Tuesday, June 17, 2008

Googly over Google

In the Globe and Mail this morning columnist Margaret Wente writes about the way Google is turning our minds to mush. She concedes that the concept is not original -- it is cribbed from an article in the latest Atlantic Monthly magazine called Is Google Making Us Stupid? Catchy. Wanna read it? Just Google it.

Both articles suggest that we (author's included) are losing our ability to focus because of the internet. Bright, educated people have developed the attention span of gnats because they can flit around from one place to another online, grabbing information in moments that once required days to research. Deep reading with its rich connections and interconnections has been replaced by skimming. The same folk can text message and email and phone at just about any time of the day or night. One of my daughters figures she regularly receives a hundred texts a day (once 180) and, of course, responds. She sleeps with her cell phone by her side.

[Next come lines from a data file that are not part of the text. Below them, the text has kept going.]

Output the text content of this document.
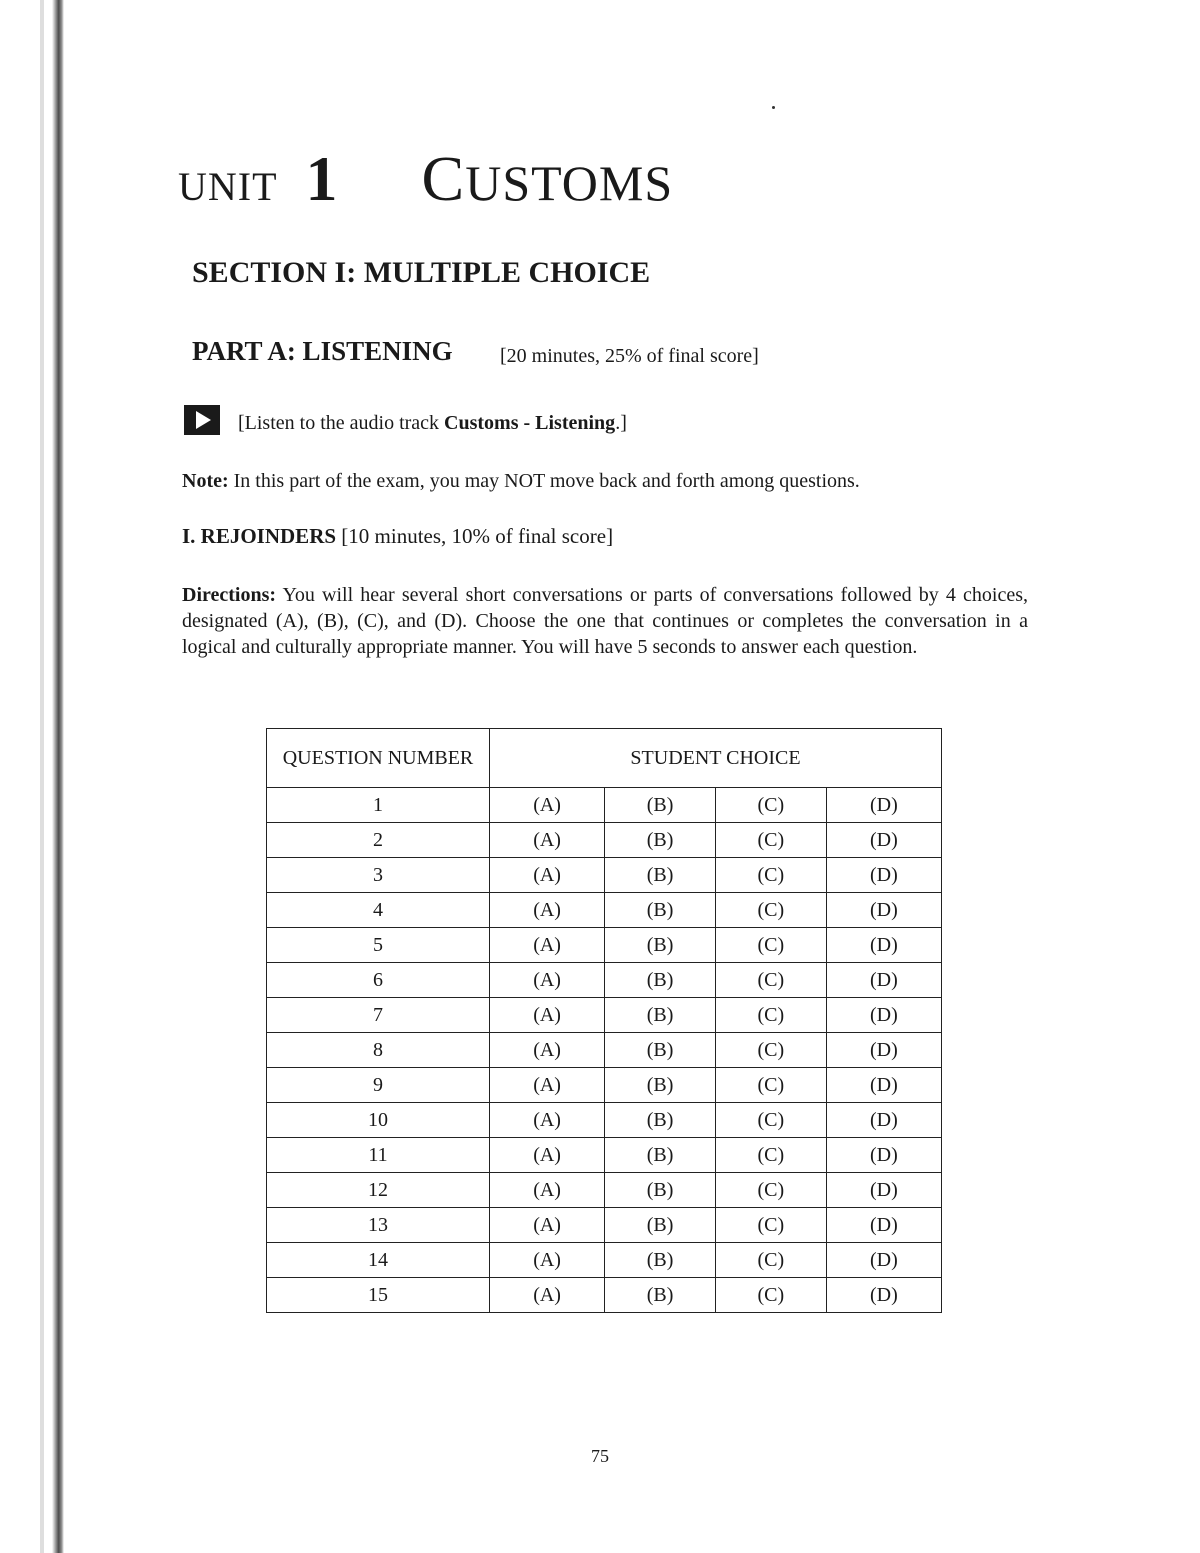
UNIT 1 CUSTOMS
SECTION I: MULTIPLE CHOICE
PART A: LISTENING [20 minutes, 25% of final score]
[Listen to the audio track Customs - Listening.]
Note: In this part of the exam, you may NOT move back and forth among questions.
I. REJOINDERS [10 minutes, 10% of final score]
Directions: You will hear several short conversations or parts of conversations followed by 4 choices, designated (A), (B), (C), and (D). Choose the one that continues or completes the conversation in a logical and culturally appropriate manner. You will have 5 seconds to answer each question.
QUESTION NUMBER	STUDENT CHOICE			
1	(A)	(B)	(C)	(D)
2	(A)	(B)	(C)	(D)
3	(A)	(B)	(C)	(D)
4	(A)	(B)	(C)	(D)
5	(A)	(B)	(C)	(D)
6	(A)	(B)	(C)	(D)
7	(A)	(B)	(C)	(D)
8	(A)	(B)	(C)	(D)
9	(A)	(B)	(C)	(D)
10	(A)	(B)	(C)	(D)
11	(A)	(B)	(C)	(D)
12	(A)	(B)	(C)	(D)
13	(A)	(B)	(C)	(D)
14	(A)	(B)	(C)	(D)
15	(A)	(B)	(C)	(D)
75
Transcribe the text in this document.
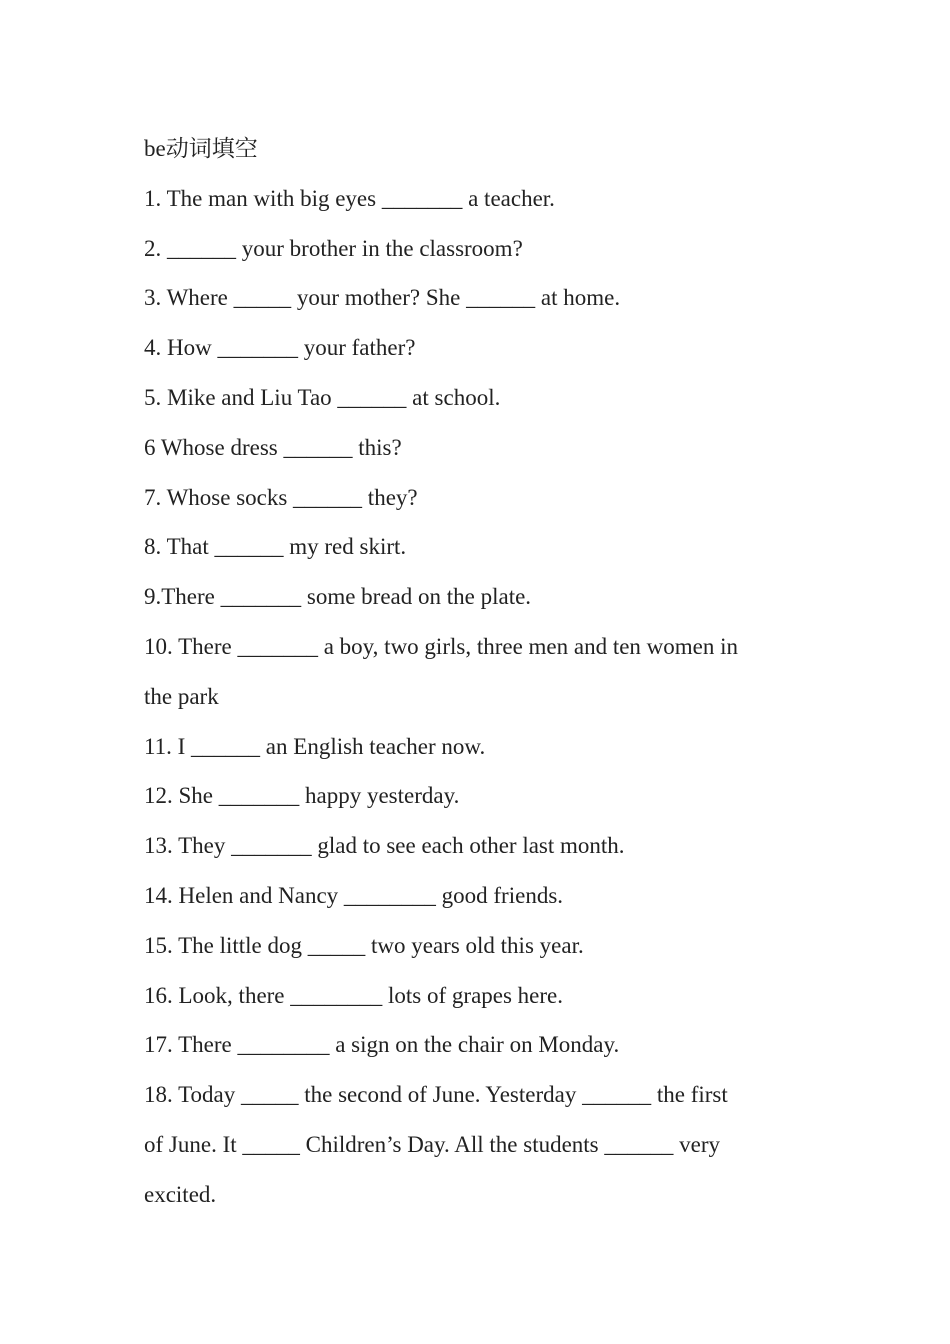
be动词填空
1. The man with big eyes _______ a teacher.
2. ______ your brother in the classroom?
3. Where _____ your mother? She ______ at home.
4. How _______ your father?
5. Mike and Liu Tao ______ at school.
6 Whose dress ______ this?
7. Whose socks ______ they?
8. That ______ my red skirt.
9.There _______ some bread on the plate.
10. There _______ a boy, two girls, three men and ten women in
the park
11. I ______ an English teacher now.
12. She _______ happy yesterday.
13. They _______ glad to see each other last month.
14. Helen and Nancy ________ good friends.
15. The little dog _____ two years old this year.
16. Look, there ________ lots of grapes here.
17. There ________ a sign on the chair on Monday.
18. Today _____ the second of June. Yesterday ______ the first
of June. It _____ Children’s Day. All the students ______ very
excited.
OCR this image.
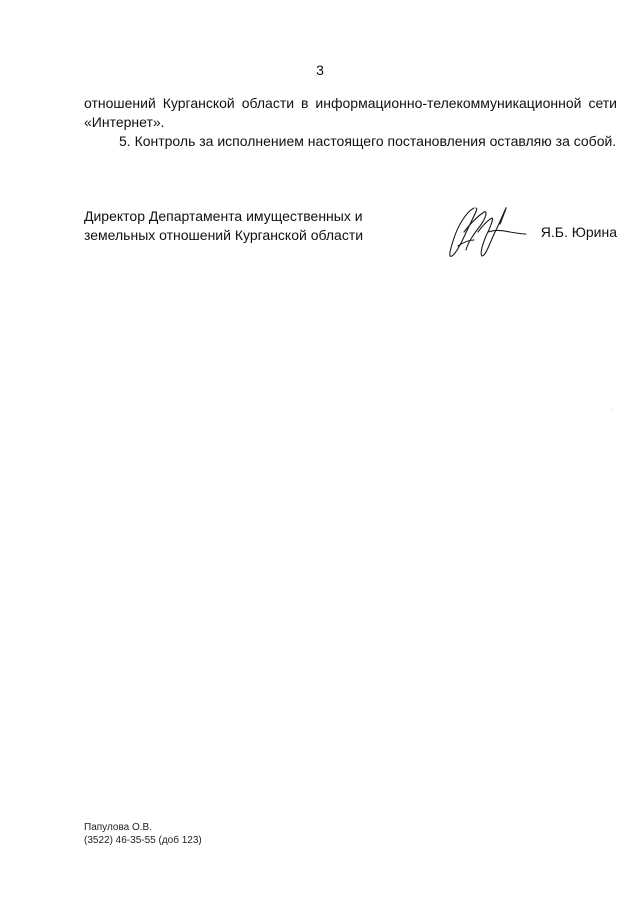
3

отношений Курганской области в информационно-телекоммуникационной сети «Интернет».

5. Контроль за исполнением настоящего постановления оставляю за собой.

Директор Департамента имущественных и
земельных отношений Курганской области	Я.Б. Юрина
Папулова О.В.
(3522) 46-35-55 (доб 123)
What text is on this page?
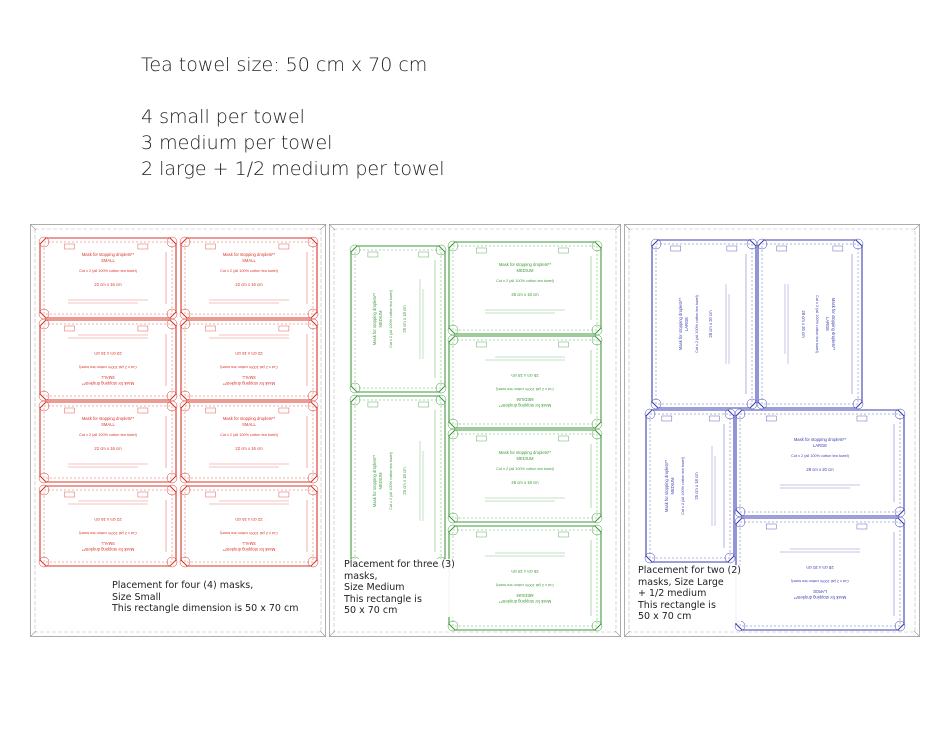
Tea towel size: 50 cm x 70 cm
4 small per towel
3 medium per towel
2 large + 1/2 medium per towel
Mask for stopping droplets**
SMALL
Cut x 2 (all 100% cotton tea towel)
22 cm x 16 cm
Mask for stopping droplets**
SMALL
Cut x 2 (all 100% cotton tea towel)
22 cm x 16 cm
Mask for stopping droplets**
SMALL
Cut x 2 (all 100% cotton tea towel)
22 cm x 16 cm
Mask for stopping droplets**
SMALL
Cut x 2 (all 100% cotton tea towel)
22 cm x 16 cm
Mask for stopping droplets**
SMALL
Cut x 2 (all 100% cotton tea towel)
22 cm x 16 cm
Mask for stopping droplets**
SMALL
Cut x 2 (all 100% cotton tea towel)
22 cm x 16 cm
Mask for stopping droplets**
SMALL
Cut x 2 (all 100% cotton tea towel)
22 cm x 16 cm
Mask for stopping droplets**
SMALL
Cut x 2 (all 100% cotton tea towel)
22 cm x 16 cm
Placement for four (4) masks,
Size Small
This rectangle dimension is 50 x 70 cm
Mask for stopping droplets**
MEDIUM
Cut x 2 (all 100% cotton tea towel)
25 cm x 18 cm
Mask for stopping droplets**
MEDIUM
Cut x 2 (all 100% cotton tea towel)
25 cm x 18 cm
Mask for stopping droplets**
MEDIUM
Cut x 2 (all 100% cotton tea towel)
25 cm x 18 cm
Mask for stopping droplets**
MEDIUM
Cut x 2 (all 100% cotton tea towel)
25 cm x 18 cm
Mask for stopping droplets** MEDIUM Cut x 2 (all 100% cotton tea towel) 25 cm x 18 cm
Mask for stopping droplets** MEDIUM Cut x 2 (all 100% cotton tea towel) 25 cm x 18 cm
Placement for three (3)
masks,
Size Medium
This rectangle is
50 x 70 cm
Mask for stopping droplets** LARGE Cut x 2 (all 100% cotton tea towel) 28 cm x 20 cm	Mask for stopping droplets**
LARGE
Cut x 2 (all 100% cotton tea towel)
28 cm x 20 cm
Mask for stopping droplets**
LARGE
Cut x 2 (all 100% cotton tea towel)
28 cm x 20 cm
Mask for stopping droplets**
LARGE
Cut x 2 (all 100% cotton tea towel)
28 cm x 20 cm
Mask for stopping droplets** MEDIUM Cut x 2 (all 100% cotton tea towel) 25 cm x 18 cm
Placement for two (2)
masks, Size Large
+ 1/2 medium
This rectangle is
50 x 70 cm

The internet and Google are great for many reasons, and so are cell phones. Remember I mentioned recognizing the landscape in the movie 3:10 to Yuma starring Russell Crowe? I Googled the film and, sure enough, it's desert location was the Ghost Ranch centre in New Mexico which I visited last November. The thing is, the great spiritual benefit of visiting Ghost Ranch and its remote retreat house called Casa del Sol was that I was away from phones and internet and information, information, information. I don't need more bits and pieces of info. I need wisdom. I need focussed, spacious time with God, which I got in that setting. When I was there I could feel my mind clearing and my desire for God deepening.

I continue to have "holy moments" as I mentally travel back to that setting. When my son, Isaac, and others have walked the 800 kilometres of the Camino pilgrimage in Spain they come back different people. As Isaac has said, it is important to see the world for a while at six kilometres an hour and with few distractions.

It's not lost on me that I'm saying all this to readers who are using the internet to access my blog. I tend to keep entries short so that they don't require a lot of reading. Yet I know you're a bright bunch. After all, you're reading my blog.


We will all continue to Google our world. Still,I do believe it is essential to create the psychological and spiritual space for the wisdom which is God's gift to us.

If Jesus took time apart in reflection and contemplation its probably a good idea. Yes?